MiQ research also found that consumers are spending more money on fewer goods.


A lot of Canadians are looking to increase their holiday shopping spend this year – but only slight more than those who are planning to cut back, according to the latest global MiQ insights.

MiQ polled over 9,000 consumers in 10 markets, including Canada. Globally, an average of 46% of consumer plan to increase their holiday spending this year, compared to 27% who plan to cut back.

However, those numbers are heavily influenced by markets like Germany, China, the Middle East and India, which have a much higher number of people looking to spend more due to economic resilience.
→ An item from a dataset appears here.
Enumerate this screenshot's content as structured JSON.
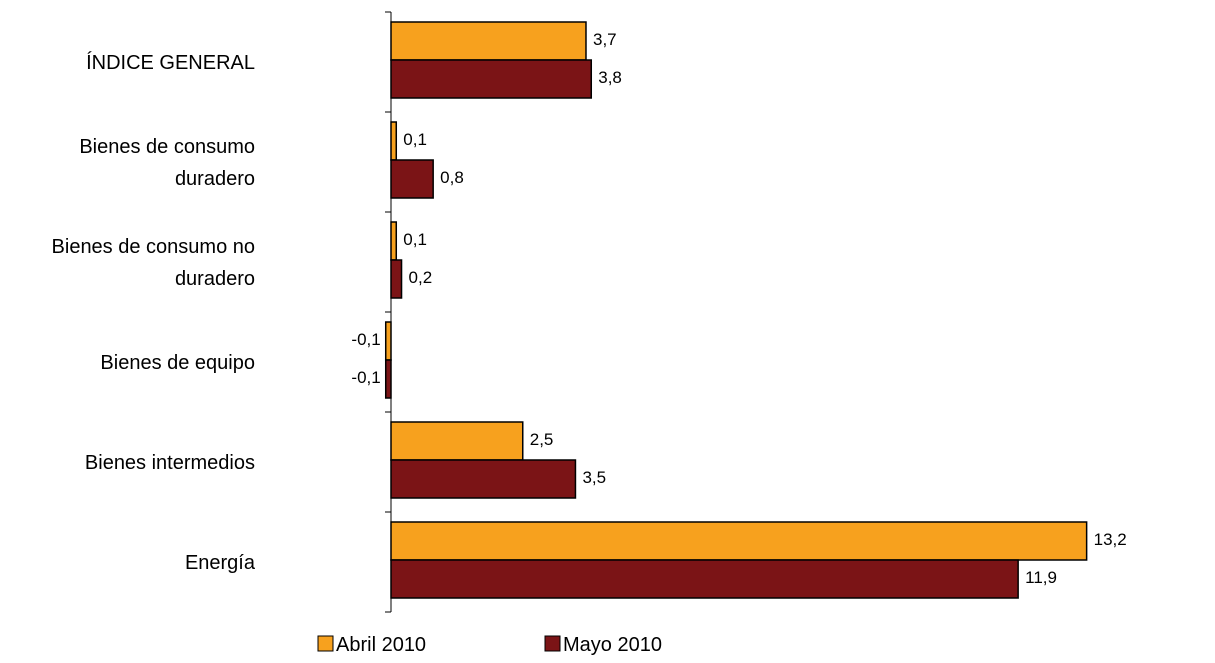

In Canada, the gap tightens: 37% of shoppers are planning on spending more, just slightly more than the 31% who plan to spend less over the holiday shopping season. In the U.S., 33% of consumers plan to spend more and 34% plan to spend less; in Australia, 34% plan to spend more and 27% plan to spend less.
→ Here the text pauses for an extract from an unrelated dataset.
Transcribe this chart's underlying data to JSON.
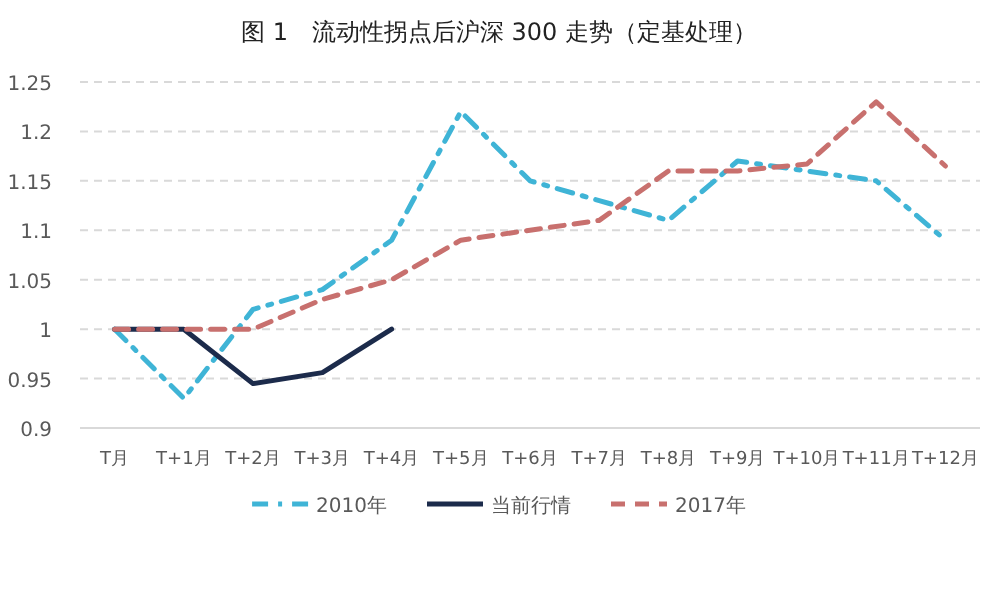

Regardless of geography, the motivation remains the same: the specter of inflation and supply chain disruptions. Hence, shopping journeys are starting earlier this year because of these twin challenges. One in two shoppers in North America will shop during holiday shopping events, from Thanksgiving through Boxing Day, the report notes, with Millennials the top demo searching for deals. Self-gifting is also up among the millennial cohort, while older audiences will buy gifts for family and friends during the Christmas period.

However, the nature of spend is changing, MiQ notes: people are spending more money, but they are buying fewer products due to the heightened price of goods, and are also being more selective, and doing more research.

The most impacted categories this year, according to those MiQ surveyed, will be fashion, beauty, health and electronics, with have between 14% and 21% fewer consumers planning to make purchases compared to last year. Though they also had drops, books, home improvement, toys and baby products were not as starkly affected.

The MiQ report stresses that hybrid shopping means omnichannel is a must-have, as four in 10 consumers will switch between online and offline shopping platforms.